Ingredients- serves 2
Glug of olive oil
1 red onion- finely chopped
2 garlic cloves- finely chopped
50ml white wine
150g cherry tomatoes- halved
100g asparagus- chopped
300ml vegetable stock
Slices of pancetta
2 cod loins
1/2 tsp paprika
1. Add a glug of olive oil to a large pan that is large enough to hold the orzo. Gently cook the onion and garlic together until softening but not so they are turning golden. Pour in the white wine and simmer until it is reduced by half.
2. Stir in the orzo until it is well coated in the onion mixture. Pop the halved tomatoes and chopped asparagus into the pan. Add the stock little by little until the orzo starts to turn tender and the tomatoes will break down to form a light sauce. If you are using fine asparagus then you may like to add this in slightly later in the cooking of the orzo. You are aiming for the asparagus to retain a little crunch to add texture.

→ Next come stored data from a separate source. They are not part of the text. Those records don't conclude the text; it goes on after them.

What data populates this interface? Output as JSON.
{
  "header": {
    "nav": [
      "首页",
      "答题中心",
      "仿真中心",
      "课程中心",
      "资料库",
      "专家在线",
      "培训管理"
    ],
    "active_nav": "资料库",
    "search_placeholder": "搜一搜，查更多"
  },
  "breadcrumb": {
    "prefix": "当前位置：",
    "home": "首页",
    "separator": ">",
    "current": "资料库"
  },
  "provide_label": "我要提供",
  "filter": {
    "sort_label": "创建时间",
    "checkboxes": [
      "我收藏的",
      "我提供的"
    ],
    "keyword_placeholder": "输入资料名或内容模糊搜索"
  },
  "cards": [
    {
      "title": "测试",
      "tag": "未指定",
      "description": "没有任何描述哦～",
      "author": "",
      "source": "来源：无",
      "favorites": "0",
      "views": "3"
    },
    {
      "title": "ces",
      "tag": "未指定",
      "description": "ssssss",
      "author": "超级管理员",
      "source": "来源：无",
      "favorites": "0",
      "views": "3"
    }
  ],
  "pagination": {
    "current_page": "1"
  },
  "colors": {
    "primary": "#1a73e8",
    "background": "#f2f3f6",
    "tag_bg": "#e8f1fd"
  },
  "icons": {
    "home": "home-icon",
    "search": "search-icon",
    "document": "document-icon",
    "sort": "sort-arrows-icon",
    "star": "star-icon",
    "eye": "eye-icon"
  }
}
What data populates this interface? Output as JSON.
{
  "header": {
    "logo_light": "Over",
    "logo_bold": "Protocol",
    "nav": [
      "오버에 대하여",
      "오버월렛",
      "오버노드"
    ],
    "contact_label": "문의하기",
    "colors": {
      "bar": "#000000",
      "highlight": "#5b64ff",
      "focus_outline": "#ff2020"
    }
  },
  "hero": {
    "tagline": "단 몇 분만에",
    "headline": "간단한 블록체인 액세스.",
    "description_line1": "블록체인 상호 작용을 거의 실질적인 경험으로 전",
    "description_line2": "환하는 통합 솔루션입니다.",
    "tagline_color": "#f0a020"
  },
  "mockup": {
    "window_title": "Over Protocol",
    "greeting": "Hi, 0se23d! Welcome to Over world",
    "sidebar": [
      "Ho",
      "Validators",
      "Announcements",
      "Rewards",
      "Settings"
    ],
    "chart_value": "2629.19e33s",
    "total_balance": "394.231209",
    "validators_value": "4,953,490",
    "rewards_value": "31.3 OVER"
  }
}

3. Meanwhile, you can prepare the cod. Preheat the oven to 180c/ 160 fan. Depending on how big the cod loins are and the size of the pancetta slices, lay -pancetta slices on a chopping board so they slightly overlap and are the length of the cod loin. Season the cod well with salt, pepper and paprika and wrap one of the cod pieces in it; repeat for the other loin. Take a small frying pan and add a small splash of oil, heating it to medium. Place the wrapped loins seal side down into the pan and fry for a couple of minutes. If the pan you are using is ovenproof then pop the cod straight into the oven for around 10-12 minutes until the cod is cooked. If it is not ovenproof then use a baking sheet to cook the cod on instead. When the pancetta is cooked and crisped it is ready to serve on top of the orzo. Serve immediately.
Pancetta wrapped cod loin with tomato and asparagus orzo- a colourful dish to cheer up anyone’s day!